Go to the S@H holiday section and browse the "boy" and "girl" sections. The only "real" set in the "girl" section is the nurse and patient, presumably because of the female nurse. Almost every other set, even seemingly gender-neutral ones, was placed in the "boys" section. Other retailers do the same thing, and I can't blame them, with LEGO themselves setting such an example.
Look at the City 40-figure set. Count the female minifigs. (No, really.) According to LEGO, girls can grow up only to be nurses, princesses, or a bunch of generic women with identical ponytails.

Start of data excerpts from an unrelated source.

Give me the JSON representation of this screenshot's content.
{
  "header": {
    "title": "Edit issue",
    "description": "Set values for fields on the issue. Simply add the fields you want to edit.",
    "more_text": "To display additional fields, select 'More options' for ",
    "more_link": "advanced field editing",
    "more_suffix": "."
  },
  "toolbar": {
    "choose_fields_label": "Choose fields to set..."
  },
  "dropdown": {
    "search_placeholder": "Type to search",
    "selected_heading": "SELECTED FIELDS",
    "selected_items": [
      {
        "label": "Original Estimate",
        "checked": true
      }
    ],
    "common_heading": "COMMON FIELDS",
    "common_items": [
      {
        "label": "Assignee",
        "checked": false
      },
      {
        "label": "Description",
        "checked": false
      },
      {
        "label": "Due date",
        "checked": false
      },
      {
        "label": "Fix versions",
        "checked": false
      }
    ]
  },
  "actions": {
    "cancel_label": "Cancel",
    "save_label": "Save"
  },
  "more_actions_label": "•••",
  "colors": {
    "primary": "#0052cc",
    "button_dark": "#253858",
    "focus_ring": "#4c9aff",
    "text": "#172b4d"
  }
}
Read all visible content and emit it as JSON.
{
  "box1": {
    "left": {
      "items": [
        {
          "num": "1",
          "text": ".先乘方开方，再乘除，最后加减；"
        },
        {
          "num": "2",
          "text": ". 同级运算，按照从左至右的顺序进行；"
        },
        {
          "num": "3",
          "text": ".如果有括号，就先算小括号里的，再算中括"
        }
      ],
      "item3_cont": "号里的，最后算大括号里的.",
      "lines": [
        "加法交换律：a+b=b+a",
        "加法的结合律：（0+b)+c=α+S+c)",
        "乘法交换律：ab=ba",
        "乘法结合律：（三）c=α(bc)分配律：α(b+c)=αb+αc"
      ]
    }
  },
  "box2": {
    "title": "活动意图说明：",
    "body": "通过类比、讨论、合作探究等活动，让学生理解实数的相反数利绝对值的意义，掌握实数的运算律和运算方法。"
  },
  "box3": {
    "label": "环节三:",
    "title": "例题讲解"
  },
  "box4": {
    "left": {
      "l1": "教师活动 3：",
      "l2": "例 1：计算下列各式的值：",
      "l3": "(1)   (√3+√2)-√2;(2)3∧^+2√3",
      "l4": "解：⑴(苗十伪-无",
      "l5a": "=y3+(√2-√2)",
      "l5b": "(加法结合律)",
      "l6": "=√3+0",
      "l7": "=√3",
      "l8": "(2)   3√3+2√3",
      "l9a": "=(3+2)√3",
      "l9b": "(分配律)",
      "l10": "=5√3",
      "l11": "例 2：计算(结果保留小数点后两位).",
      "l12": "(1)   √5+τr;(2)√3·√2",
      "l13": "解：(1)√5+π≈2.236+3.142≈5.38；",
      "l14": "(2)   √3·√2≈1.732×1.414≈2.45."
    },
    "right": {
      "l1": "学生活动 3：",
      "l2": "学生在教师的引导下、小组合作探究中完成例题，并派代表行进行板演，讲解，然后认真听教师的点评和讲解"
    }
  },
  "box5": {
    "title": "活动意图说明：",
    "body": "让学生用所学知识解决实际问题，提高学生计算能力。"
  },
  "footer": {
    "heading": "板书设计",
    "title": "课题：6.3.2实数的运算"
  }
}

I s'pose this is getting off topic. This isn't meant to be some sort of feminist rant (for starters, I'm a dude), just an observation. Like I said earlier, I don't really understand gender typing through toys to begin with, but especially not for something as universal as blocks. LEGO bricks are really the only sort of block that targets boys so exclusively (the LEGO clones are just following their lead).
I'm sure LEGO's answer to this, of course, would be that boys are simply the ones buying the most bricks, and LEGO is just responding to the market. Perhaps...but I can't help but feel that, if LEGO hadn't been positioning its key product as a "boy's toy" for decades now, girls would be more apt to try it out.
I collect LEGO themes that start with "C." And Pirates. I call them "Corsairs."